Kelly’s internship managers also encouraged her to network with other State Department staff, including coffee chats to learn about various State Department career opportunities and regional bureaus.
“The managers put a lot of effort into making sure their interns were well taken care of and learned a lot,” says Kelly, who still recalls the thrill of being sworn in as an intern by then-US Secretary of State Antony Blinken. Unfortunately, the internship program — which had been created during the Biden Administration — was recently discontinued due to a government hiring freeze. “I feel very blessed to have been one of the few people that had that experience,” Kelly says.
Plans for Now — and Later
While the State Department internship further confirmed Kelly’s interest in serving as a Foreign Service officer, circumstances nationally and in her personal life have led her to postpone that dream. For now, she’ll focus on opportunities closer to home.

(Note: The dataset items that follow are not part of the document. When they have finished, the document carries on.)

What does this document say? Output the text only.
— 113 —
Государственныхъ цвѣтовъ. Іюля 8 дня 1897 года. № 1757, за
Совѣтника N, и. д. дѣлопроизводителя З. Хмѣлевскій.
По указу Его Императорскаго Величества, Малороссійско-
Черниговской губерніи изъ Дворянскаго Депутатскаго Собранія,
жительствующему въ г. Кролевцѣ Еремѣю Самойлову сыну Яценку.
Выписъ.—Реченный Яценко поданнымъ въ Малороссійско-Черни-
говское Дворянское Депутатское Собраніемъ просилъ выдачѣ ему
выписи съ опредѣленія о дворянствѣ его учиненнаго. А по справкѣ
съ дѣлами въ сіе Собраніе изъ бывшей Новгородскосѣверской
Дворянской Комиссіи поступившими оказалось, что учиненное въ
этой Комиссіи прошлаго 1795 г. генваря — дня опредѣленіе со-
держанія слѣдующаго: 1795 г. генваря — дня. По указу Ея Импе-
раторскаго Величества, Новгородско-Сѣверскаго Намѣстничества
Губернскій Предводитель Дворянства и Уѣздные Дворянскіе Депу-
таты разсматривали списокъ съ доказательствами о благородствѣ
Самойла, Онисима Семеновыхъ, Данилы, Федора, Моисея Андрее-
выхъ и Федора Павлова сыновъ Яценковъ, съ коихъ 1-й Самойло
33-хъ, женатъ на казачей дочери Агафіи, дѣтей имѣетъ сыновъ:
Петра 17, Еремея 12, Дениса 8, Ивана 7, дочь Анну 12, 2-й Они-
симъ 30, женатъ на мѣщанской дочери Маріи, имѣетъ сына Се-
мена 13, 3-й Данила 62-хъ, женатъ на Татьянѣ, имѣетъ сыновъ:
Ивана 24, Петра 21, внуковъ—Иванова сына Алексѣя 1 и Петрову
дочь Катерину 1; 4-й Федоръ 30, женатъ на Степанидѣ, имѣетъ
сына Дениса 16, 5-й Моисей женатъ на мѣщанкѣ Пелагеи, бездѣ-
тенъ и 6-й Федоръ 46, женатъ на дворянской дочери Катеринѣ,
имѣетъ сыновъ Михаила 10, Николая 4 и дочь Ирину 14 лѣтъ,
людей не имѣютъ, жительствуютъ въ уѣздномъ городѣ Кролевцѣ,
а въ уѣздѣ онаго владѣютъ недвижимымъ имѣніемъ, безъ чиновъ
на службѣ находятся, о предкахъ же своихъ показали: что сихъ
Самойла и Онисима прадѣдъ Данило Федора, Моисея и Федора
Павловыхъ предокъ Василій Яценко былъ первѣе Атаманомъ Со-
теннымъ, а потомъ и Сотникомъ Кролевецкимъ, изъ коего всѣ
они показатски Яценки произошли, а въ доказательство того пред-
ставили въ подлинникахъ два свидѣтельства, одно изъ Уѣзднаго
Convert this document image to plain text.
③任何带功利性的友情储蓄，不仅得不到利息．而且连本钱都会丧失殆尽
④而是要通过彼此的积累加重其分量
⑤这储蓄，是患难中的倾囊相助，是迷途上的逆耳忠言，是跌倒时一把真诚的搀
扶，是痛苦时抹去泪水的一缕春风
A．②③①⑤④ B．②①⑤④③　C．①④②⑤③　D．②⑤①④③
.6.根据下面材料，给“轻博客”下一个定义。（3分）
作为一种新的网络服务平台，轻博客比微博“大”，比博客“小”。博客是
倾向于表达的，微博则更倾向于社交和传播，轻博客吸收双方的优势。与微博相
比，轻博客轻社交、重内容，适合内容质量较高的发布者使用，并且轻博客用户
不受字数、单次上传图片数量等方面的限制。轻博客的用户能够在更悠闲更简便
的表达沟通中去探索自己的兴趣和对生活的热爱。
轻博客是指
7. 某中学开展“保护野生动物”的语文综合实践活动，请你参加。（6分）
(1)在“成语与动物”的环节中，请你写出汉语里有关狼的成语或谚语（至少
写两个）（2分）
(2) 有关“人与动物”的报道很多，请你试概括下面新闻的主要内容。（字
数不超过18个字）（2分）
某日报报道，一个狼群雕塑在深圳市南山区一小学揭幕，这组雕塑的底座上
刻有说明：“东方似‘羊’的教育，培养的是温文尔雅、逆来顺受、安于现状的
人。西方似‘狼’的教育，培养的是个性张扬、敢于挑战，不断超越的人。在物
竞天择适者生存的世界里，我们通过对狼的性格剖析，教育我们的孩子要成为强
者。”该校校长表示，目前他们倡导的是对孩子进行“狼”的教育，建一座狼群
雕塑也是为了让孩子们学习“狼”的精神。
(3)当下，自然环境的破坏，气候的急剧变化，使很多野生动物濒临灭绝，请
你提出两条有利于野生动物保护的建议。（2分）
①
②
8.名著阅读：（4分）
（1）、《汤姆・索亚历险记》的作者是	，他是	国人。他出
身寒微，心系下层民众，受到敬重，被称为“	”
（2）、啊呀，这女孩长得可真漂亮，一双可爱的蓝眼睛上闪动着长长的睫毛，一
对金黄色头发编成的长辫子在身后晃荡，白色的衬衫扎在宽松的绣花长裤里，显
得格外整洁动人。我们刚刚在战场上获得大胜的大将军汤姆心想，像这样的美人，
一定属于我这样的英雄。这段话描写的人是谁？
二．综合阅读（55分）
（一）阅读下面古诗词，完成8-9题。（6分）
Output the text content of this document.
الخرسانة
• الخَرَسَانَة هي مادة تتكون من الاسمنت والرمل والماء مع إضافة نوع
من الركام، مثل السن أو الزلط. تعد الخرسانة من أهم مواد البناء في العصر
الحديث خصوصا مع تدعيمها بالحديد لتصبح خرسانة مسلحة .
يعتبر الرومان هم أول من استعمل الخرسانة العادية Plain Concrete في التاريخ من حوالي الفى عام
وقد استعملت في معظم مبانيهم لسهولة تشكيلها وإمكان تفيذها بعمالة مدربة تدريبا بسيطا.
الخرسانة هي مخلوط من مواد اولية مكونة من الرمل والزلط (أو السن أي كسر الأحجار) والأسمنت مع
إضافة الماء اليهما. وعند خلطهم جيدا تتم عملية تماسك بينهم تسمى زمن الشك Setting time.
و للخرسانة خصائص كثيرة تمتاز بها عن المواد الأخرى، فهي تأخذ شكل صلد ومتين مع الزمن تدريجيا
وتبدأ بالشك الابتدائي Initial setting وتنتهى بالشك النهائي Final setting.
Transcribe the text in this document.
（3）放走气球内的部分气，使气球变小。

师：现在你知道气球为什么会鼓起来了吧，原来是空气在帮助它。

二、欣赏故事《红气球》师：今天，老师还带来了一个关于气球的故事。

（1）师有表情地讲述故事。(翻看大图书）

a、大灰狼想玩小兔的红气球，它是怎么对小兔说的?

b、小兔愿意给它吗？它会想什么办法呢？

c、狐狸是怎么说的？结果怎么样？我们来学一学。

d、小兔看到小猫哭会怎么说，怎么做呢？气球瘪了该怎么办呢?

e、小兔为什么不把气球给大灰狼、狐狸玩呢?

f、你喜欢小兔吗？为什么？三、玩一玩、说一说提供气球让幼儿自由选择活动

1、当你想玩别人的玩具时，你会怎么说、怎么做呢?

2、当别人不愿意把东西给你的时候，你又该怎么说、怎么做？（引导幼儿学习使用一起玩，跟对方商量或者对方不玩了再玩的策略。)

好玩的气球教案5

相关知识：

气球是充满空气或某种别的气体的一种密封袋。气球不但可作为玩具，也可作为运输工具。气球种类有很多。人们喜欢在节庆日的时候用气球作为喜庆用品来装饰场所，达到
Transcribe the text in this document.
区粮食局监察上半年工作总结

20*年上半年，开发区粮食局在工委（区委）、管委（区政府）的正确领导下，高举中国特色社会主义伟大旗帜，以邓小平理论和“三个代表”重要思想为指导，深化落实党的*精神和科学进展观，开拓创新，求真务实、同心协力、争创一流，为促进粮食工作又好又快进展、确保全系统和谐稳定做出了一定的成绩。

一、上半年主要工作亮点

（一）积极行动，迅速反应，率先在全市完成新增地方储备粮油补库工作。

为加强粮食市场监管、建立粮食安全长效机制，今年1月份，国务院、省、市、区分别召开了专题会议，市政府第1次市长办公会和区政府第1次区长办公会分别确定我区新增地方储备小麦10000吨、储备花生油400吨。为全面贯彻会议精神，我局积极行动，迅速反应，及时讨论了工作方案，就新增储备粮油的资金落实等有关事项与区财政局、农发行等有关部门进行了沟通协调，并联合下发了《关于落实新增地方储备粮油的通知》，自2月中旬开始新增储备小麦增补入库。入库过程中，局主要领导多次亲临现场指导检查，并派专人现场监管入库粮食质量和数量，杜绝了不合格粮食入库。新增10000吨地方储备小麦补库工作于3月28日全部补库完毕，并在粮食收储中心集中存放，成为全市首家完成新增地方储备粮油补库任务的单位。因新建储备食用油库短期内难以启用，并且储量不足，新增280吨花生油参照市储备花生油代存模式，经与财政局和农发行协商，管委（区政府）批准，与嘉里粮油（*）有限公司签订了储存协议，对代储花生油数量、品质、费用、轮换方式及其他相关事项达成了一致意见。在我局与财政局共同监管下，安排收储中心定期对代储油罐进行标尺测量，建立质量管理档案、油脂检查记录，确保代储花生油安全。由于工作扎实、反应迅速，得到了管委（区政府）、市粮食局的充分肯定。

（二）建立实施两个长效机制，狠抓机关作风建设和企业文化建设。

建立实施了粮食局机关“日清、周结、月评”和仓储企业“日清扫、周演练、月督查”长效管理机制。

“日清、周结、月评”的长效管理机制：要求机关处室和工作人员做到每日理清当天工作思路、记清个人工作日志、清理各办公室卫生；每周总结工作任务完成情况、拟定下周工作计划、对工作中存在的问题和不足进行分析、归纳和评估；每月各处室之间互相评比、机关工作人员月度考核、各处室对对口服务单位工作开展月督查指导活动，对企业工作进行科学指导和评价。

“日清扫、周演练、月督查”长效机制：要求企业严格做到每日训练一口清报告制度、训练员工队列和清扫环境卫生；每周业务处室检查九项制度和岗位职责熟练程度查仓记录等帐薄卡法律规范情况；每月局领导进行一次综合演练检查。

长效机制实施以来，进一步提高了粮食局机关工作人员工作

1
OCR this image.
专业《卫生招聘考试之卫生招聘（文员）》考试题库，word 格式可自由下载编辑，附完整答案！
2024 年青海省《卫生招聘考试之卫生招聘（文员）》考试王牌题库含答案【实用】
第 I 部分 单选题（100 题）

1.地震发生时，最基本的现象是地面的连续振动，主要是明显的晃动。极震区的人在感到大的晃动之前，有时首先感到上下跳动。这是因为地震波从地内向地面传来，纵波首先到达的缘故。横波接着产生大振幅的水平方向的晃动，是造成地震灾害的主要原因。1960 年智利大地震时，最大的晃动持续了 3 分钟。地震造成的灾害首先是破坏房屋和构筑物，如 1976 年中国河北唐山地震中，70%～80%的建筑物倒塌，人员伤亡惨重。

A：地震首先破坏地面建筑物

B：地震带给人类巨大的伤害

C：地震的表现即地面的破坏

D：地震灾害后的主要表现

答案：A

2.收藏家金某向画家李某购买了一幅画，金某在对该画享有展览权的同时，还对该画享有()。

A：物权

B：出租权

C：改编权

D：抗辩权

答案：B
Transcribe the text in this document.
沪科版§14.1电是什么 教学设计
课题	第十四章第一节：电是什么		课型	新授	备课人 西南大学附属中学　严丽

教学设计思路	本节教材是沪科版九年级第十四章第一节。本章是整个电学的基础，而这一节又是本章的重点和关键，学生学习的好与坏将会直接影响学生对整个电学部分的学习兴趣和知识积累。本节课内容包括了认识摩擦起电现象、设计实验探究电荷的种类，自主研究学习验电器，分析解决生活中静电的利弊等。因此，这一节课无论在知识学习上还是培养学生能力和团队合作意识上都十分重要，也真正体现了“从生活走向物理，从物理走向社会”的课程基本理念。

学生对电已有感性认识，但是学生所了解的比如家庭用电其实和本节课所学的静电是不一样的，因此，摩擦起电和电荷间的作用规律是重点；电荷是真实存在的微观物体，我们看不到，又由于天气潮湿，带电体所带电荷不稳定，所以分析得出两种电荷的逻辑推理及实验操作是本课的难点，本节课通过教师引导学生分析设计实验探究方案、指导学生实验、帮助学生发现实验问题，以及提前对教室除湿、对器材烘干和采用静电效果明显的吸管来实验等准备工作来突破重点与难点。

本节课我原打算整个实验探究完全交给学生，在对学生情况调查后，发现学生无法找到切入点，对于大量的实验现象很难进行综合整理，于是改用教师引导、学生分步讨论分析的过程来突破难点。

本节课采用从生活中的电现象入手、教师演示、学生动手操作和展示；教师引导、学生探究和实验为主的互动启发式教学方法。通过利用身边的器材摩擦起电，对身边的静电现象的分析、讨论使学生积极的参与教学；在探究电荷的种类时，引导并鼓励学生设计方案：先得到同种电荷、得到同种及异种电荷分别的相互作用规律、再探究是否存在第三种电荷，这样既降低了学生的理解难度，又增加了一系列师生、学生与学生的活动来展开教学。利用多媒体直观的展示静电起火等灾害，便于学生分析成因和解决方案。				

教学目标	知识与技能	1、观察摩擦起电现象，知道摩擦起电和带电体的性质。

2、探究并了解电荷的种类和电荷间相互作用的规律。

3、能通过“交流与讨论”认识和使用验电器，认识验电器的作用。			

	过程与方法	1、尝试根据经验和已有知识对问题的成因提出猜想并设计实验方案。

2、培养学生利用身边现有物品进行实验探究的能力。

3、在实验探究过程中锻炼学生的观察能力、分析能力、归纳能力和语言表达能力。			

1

Having recently completed a 70-page honors thesis about the resettlement of North Korean refugees in the United States, Kelly is considering NGO work related to refugees, or other opportunities in the private sector. She also hopes to remain involved with PeaceTrees Vietnam, which has offices in Seattle and Vietnam. Delaying her Foreign Service plans may actually work in her favor, she says.
“All of the Foreign Service officers I worked with had other careers prior to joining the Foreign Service,” she explains. “My supervisor was a reporter. Someone else was a security consultant. That helped me realize that doing something else for a little bit could make me a better diplomat later on. So I’m pivoting for now — but I’m keeping the Foreign Service on the back burner.”